Someone call Stephen King because this bathroom is just begging to be turned into some sort of horror story. Before he goes and turns this setting into a literary gold mine, let me try my hand at it. It was a dark and dreary afternoon. I had just finished a midterm and came to the library to print out materials for my next class. As I sat at the computer stall, beads of sweat began to creep down my forehead. My stomach started to rumble as I felt a strange feeling in my buttocks area. Slowly, almost rhythmically, gaseous fumes began to explode out of my rear, intoxicating the area around me. I knew what was coming, and I had only a few seconds to get to a bathroom or all hell would break loose. I stood up as calmly as possible and walked quickly to the bathroom, standing straight as possible believing that it would somehow help my bowels from exploding. I forced open the door and suddenly the stench of urine invaded my nose. Fighting past the disgust, I shamefully sat in the one, run down stall and answered nature’s call.
Alright, so it’s not the next Harry Potter or…Twilight, or something. But, believe me when I say, this bathroom sucks. Someone, somewhere, down the line has simply given up on this bathroom and it has fallen into an ill state of disrepair. If you’re eating while reading this, I’d suggest you stop now, because it’s only going to get worse.
The "trash can room"?
Well, when you walk in there’s this completely pointless room. There’s a door, there’s a trash can, then there’s a door to the bathroom. It’s a cramped little claustrophobic space that, I suppose, is there so that you can miss the trash can on your way out in complete privacy. Yes, even with less than 3 feet separating you and the trash can, people still miss. Linsane.
To the left, you can see the door leading to the “trash can room.” This door closes slowly, then it stops right where you see it in the picture. Creepy? Yeah. Then, on the right, we can see the best picture I could get to capture the entire bathroom. This place is cramped. Ergonomics was not the word of the day here. As you can see, getting paper towels is a bit of a gamble because the guy in the stall might choose that exact moment to come out and let you smell the roses. Awful. Oh and there’s the tiny alley to the right that has the two urinals. Needless to say, if both are taken up, things get a little too close for comfort.
Well, I can’t say this bathroom doesn’t have what you need, but that’s about all I can say. Sure there are sinks, but good luck on getting hot water. There’s soap, maybe. There are toilets, but they come with the piss already inside! I just needed to really point out the urinals here. I appreciate the screen, but really? Sure it might help stick figures from seeing each other’s ding dongs but dear lord we’re living in the 3rd dimension here people.
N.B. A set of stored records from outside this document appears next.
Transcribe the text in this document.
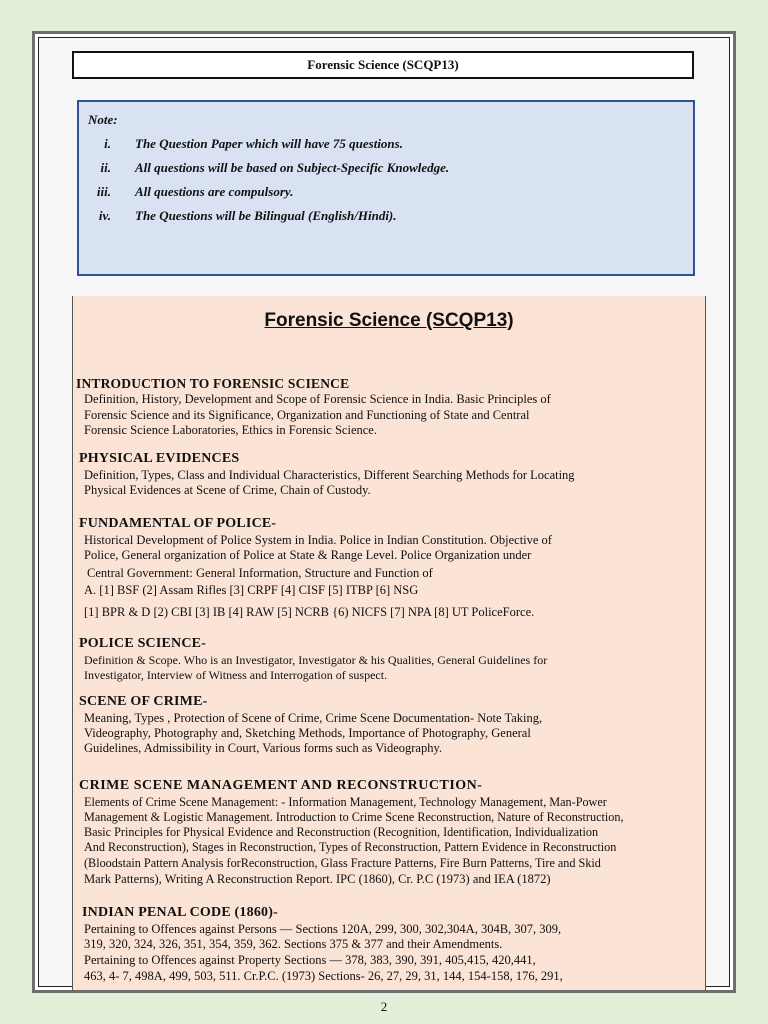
Forensic Science (SCQP13)
Note:
i. The Question Paper which will have 75 questions.
ii. All questions will be based on Subject-Specific Knowledge.
iii. All questions are compulsory.
iv. The Questions will be Bilingual (English/Hindi).
Forensic Science (SCQP13)
INTRODUCTION TO FORENSIC SCIENCE
Definition, History, Development and Scope of Forensic Science in India. Basic Principles of
Forensic Science and its Significance, Organization and Functioning of State and Central
Forensic Science Laboratories, Ethics in Forensic Science.
PHYSICAL EVIDENCES
Definition, Types, Class and Individual Characteristics, Different Searching Methods for Locating
Physical Evidences at Scene of Crime, Chain of Custody.
FUNDAMENTAL OF POLICE-
Historical Development of Police System in India. Police in Indian Constitution. Objective of
Police, General organization of Police at State & Range Level. Police Organization under
Central Government: General Information, Structure and Function of
A. [1] BSF (2] Assam Rifles [3] CRPF [4] CISF [5] ITBP [6] NSG
[1] BPR & D [2) CBI [3] IB [4] RAW [5] NCRB {6) NICFS [7] NPA [8] UT PoliceForce.
POLICE SCIENCE-
Definition & Scope. Who is an Investigator, Investigator & his Qualities, General Guidelines for
Investigator, Interview of Witness and Interrogation of suspect.
SCENE OF CRIME-
Meaning, Types , Protection of Scene of Crime, Crime Scene Documentation- Note Taking,
Videography, Photography and, Sketching Methods, Importance of Photography, General
Guidelines, Admissibility in Court, Various forms such as Videography.
CRIME SCENE MANAGEMENT AND RECONSTRUCTION-
Elements of Crime Scene Management: - Information Management, Technology Management, Man-Power
Management & Logistic Management. Introduction to Crime Scene Reconstruction, Nature of Reconstruction,
Basic Principles for Physical Evidence and Reconstruction (Recognition, Identification, Individualization
And Reconstruction), Stages in Reconstruction, Types of Reconstruction, Pattern Evidence in Reconstruction
(Bloodstain Pattern Analysis forReconstruction, Glass Fracture Patterns, Fire Burn Patterns, Tire and Skid
Mark Patterns), Writing A Reconstruction Report. IPC (1860), Cr. P.C (1973) and IEA (1872)
INDIAN PENAL CODE (1860)-
Pertaining to Offences against Persons — Sections 120A, 299, 300, 302,304A, 304B, 307, 309,
319, 320, 324, 326, 351, 354, 359, 362. Sections 375 & 377 and their Amendments.
Pertaining to Offences against Property Sections — 378, 383, 390, 391, 405,415, 420,441,
463, 4- 7, 498A, 499, 503, 511. Cr.P.C. (1973) Sections- 26, 27, 29, 31, 144, 154-158, 176, 291,
2
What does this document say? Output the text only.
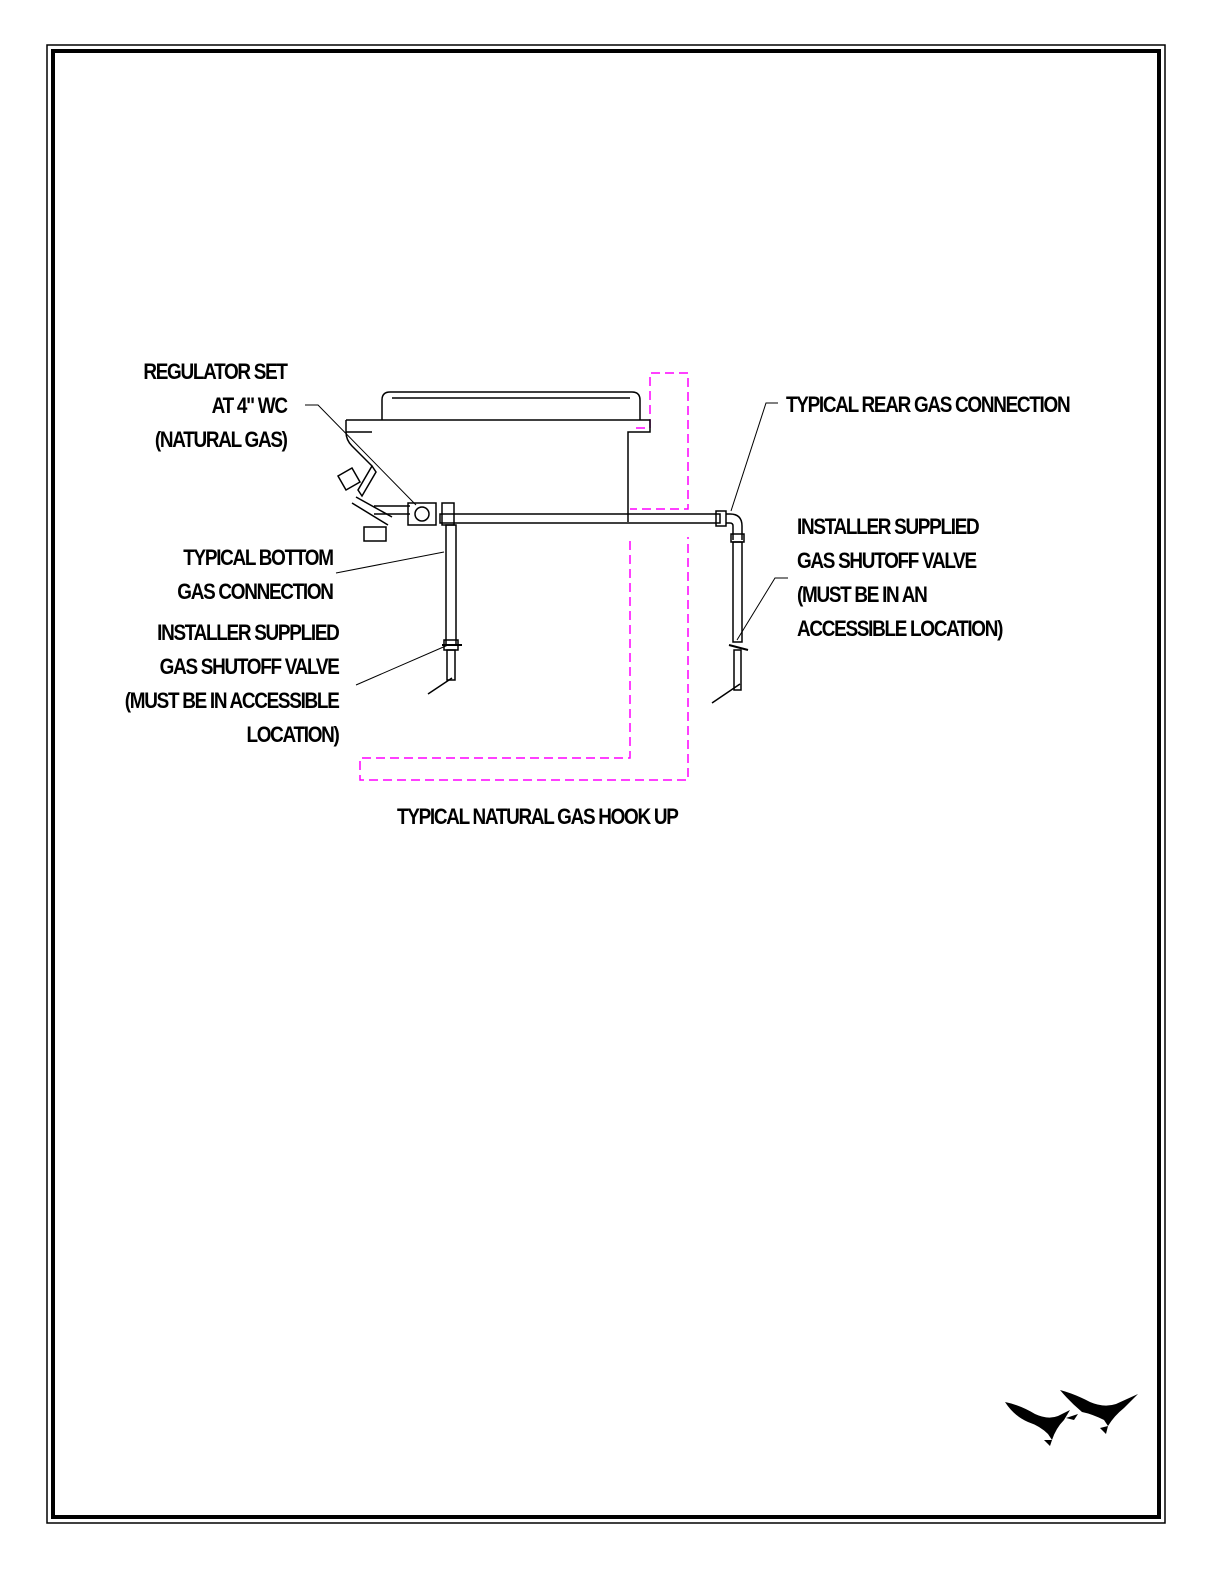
REGULATOR SET
AT 4" WC
(NATURAL GAS)
TYPICAL BOTTOM
GAS CONNECTION
INSTALLER SUPPLIED
GAS SHUTOFF VALVE
(MUST BE IN ACCESSIBLE
LOCATION)
TYPICAL REAR GAS CONNECTION
INSTALLER SUPPLIED
GAS SHUTOFF VALVE
(MUST BE IN AN
ACCESSIBLE LOCATION)
TYPICAL NATURAL GAS HOOK UP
The goal isn’t to block the TOILETS from seeing each other its the people that we’re worried about! I can’t express the sorrow that I feel for the amount of people that have been visually raped peripherally in this bathroom. And what the hell is that ominous black box in the corner?
An amenity that I’d wish to be added would be air freshener, and a strong one. Like, I mean, old man cologne strong. The doors do a good job of containing any smells within the bathroom, but once you walk in you experience this sensory overload of stale urine and shame. Please UCR, answer this one prayer.
Nah, not here. There’s one stall, so you can almost count on having awkward eye contact with the next person waiting for it. The urinals are way too close together, and as stated before, provide 20/20 vision of the dude next to you. The only privacy you’ll be finding here is the trash can room. Good luck, pal.
If “overwhelmingly pissy smell” perfectly describes this bathroom, then I think all other descriptions fall into place. There’s often paper strewn about here. My pictures were on a good day, but I’ve seen the toilet with some nice presents inside. Graffiti dots the walls, the bolts on everything are rusting. There’s this awkward tan hue to the whole thing, I don’t know. It sucks. Bring hand sanitizer, and you might want to just go home and take a shower after being in this place.
So there you have it. For anyone who crams for their midterms in this library, just know that there is no relief from the stress in this bathroom. There are plenty of better options, like a port-a-potty, so do yourself a favor and just steer clear.